Post  Swinderman on Mon Oct 31, 2011 8:26 pm

Citi Field, the nearly $800 million stadium built by and for the Mets, was the realization of a family dream, constructed with government financial backing and the support of two mayors. The stadium, with its Ebbets Field touches, was an ode to the past. With its Shake Shack burgers and lobster rolls, it was also a bold bid to cash in on pricey ballpark amenities.
On Monday, though, the team’s owners admitted, in a formal and final way, that they had botched the one most important thing in realizing their dream: they got the field wrong.

For the 2012 season, new walls will be constructed in three areas of the outfield to substantially diminish the outfield’s overly large dimensions. Most notable, the imposing 16-foot wall in left field, often called the Great Wall of Flushing, will now have a new 8-foot wall in front of it, with several rows of seats to fill in the gap between the two structures.

The changes are expected to make it easier to hit home runs at Citi Field and make the stadium less daunting for the team’s struggling power hitters.
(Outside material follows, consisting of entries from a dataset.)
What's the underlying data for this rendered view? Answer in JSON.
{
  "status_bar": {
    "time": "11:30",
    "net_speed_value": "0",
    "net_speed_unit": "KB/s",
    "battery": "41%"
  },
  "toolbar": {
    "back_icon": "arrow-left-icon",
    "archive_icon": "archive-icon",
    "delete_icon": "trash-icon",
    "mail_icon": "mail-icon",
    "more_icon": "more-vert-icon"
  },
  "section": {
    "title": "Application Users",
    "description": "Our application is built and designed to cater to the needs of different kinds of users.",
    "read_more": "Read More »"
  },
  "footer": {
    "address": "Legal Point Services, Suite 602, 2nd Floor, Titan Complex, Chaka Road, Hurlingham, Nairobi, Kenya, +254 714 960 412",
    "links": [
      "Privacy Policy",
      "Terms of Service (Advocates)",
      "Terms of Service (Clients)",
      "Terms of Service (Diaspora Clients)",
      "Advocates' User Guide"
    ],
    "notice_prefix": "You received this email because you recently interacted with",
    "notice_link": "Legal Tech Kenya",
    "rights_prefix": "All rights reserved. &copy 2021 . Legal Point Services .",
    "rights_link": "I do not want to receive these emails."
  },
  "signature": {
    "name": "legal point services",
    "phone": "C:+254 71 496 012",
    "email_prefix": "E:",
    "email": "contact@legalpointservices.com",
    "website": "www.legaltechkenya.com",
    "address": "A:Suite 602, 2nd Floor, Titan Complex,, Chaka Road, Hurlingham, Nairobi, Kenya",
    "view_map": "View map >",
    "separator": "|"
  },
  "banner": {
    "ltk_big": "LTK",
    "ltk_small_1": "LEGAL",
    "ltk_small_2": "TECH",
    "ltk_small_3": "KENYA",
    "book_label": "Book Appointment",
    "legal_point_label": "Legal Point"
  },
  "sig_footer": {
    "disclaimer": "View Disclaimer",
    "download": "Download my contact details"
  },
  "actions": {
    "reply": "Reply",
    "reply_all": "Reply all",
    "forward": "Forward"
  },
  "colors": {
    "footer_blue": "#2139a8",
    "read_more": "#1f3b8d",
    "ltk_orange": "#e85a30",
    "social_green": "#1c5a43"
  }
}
In particular, the Mets are making changes that could benefit David Wright, the 28-year-old star third baseman whose strikeout totals have soared and whose offensive numbers have gyrated and deteriorated since Citi Field opened.

The shorter distances can also only help Jason Bay, a high-priced free-agent slugger whose first two seasons in Flushing have been a modest disaster, in part because he, too, seems to have been flummoxed by Citi Field’s size.

General Manager Sandy Alderson denied at a Monday news conference that the stadium redesign was being made with any one player in mind.

Nevertheless, he acknowledged that “the ballpark was such a topic of conversation with respect to particular players and a variety of other issues that at some point it made sense to take a look at it.”

He added, “You don’t want the ballpark to be a distraction.”

And Jeff Wilpon, the team’s chief operating officer and the executive who presided over the stadium’s design and construction, went further in a telephone interview after the news conference.

Asked if the new seats in left field, which in some ways mimic those installed on top of the Green Monster in Fenway Park, would help offset the unstated cost of the alterations, Wilpon replied: “We can make a lot more money if Jason Bay and David Wright hit a lot more home runs.”

At the news conference,wholesale jerseys Wilpon pointed to the team’s previous general manager, Omar Minaya, in discussing why the stadium was initially drawn up to have such a spacious outfield and now needed to be fixed.

“It was a group of people — a decision made by the baseball department,” Wilpon said of the original stadium design and its emphasis on big distances. “Omar spoke about pitching, speed and defense all the time.”

But asked in the telephone interview if he was singling out Minaya, who was dismissed after the 2010 season, for blame, Wilpon demurred.

“I signed off on it ultimately, and if you want to blame anyone, blame me,” Wilpon said. “But I don’t think it’s about blame. This is what we built at the time, and this is what we’re building now.”

Reached by telephone, Minaya declined to comment on Wilpon’s remarks.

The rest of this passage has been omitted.